- Theatrical release poster
- Directed by: Satheesh Thanvi
- Screenplay by: Sarji Vijayan; Shihab Karunagappally; Satheesh Thanvi;
- Story by: Shihab Karunagappally
- Produced by: M. Sreeraj AKD
- Starring: Althaf Salim; Joemon Jyothir; Anarkali Marikar;
- Cinematography: Nikhil S. Praveen
- Edited by: Riyas K. Badhar
- Music by: Jay Stellar
- Production company: Elements of Cinema Entertainments
- Distributed by: Century Films
- Release date: 7 November 2025;
- Running time: 124 minutes
- Country: India
- Language: Malayalam

= Innocent (2025 film) =

2025 Indian-Malayalam language film

Innocent is an Indian Malayalam-language comedy film directed by Satheesh Thanvi. The screenplay was co-written by Sarji Vijayan, Shihab Karunagappally, Satheesh Thanvi based on a story by Shihab. The film stars Althaf Salim, Joemon Jyothir, Anarkali Marikar, Kili Paul, Azees Nedumangad and Anna Prasad. It is produced by M. Sreeraj AKD under Elements of Cinema Entertainments. Nikhil S. Praveen handles the cinematography and Riyas K. Badhar edits the film. Jay Stellar composes the songs and background score.

The film was released worldwide on 7 November 2025.

==Cast==
- Althaf Salim as Vinod Prashanthan
- Anarkali Marikar as Kavya Rajendran
- Joemon Jyothir as Vaishakan
- Kili Paul as African Vlogger
- Azees Nedumangad as Sreeraj Prashanthan
- Anna Prasad
- Mithun Ramesh as Bineesh
- Lakshmi Sanju as Sreeraj's Wife
- Sethu Lakshmi
- Poojappura Radhakrishnan as Basheer
- Noby Marcose as Ksrtc,Conducter
- Aswin Vijayan as Ratheesh
- Vineeth Thattil David Si Stephan Koshi
- Unni Lalu as Akbar
- Viji Thambi as Ramachandran
- Riyas Narmakala as Manoharan
- Adinadu Sasi as Prashanthan
- Dixon Poduthas as Opposition Leader Sudhakaran ValanjaVazhi
- Sujith Bhakthan as Transport Minister KY Anil
- Sanju Madhu
- Shylaja P Ambu as House Keeper
- Unnikannan Mangalamdam as Bus Passenger

==Music==

| No. | Title | Lyrics | Music | Singer(s) | Length |
|---|---|---|---|---|---|
| 1. | "Summava" | Vinayak Sasikumar | Jay Stellar | Jassie Gift, Anarkali Marikar, Kili Paul | 4:16 |
| 2. | "Anjanamani" | Traditional Song | Jay Stellar | Vaikom Vijayalakshmi | 3:54 |

==Production==
The film was launched on 26 May 2025 and soon principal photography began at Ernakulam and Thiruvananthapuram. Innocent is the second collaboration of Althaf Salim and Anarkali Marikar together after Mandakini along with Vineeth Thattil David.

==Release==
The first look poster of the film was released online on 27 May 2025 after its title launch on previous day. The second look poster was released on 6 July 2025. The trailer of the film was released on 28 August 2025.

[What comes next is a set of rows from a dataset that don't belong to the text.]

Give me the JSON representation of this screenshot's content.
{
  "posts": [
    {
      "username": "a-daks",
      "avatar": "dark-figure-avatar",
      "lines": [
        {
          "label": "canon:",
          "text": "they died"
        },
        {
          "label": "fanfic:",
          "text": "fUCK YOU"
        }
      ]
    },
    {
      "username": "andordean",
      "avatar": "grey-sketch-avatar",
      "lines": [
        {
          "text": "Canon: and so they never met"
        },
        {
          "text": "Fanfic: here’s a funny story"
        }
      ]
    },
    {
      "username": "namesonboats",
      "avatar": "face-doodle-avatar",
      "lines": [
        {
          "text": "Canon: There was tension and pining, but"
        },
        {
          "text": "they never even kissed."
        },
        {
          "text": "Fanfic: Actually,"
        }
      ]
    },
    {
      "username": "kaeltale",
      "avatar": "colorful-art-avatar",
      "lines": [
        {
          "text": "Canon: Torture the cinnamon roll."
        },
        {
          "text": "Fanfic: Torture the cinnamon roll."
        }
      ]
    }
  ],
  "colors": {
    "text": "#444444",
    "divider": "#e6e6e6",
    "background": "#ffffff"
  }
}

Innocent was released theatrically worldwide on 7 November 2025 by Century Films and Phars Film.

==Reception==
===Critical reception===
Aiswarya Sudha of The Times of India rated the film 2.5/5 stars and wrote, "The film’s approach of pairing social issues with everyday humour and a subtle, non-preachy message sounds good. But on screen, it rarely catches fire. The writing is the weakest link. Many situations feel real, but the twists are predictable and the fixes are too easy. The film wants to show everyday pressures and how the system fails ordinary people, but it leans on coincidences and thin reasons. So, the 'social message' feels stuck on, not grown naturally from the story."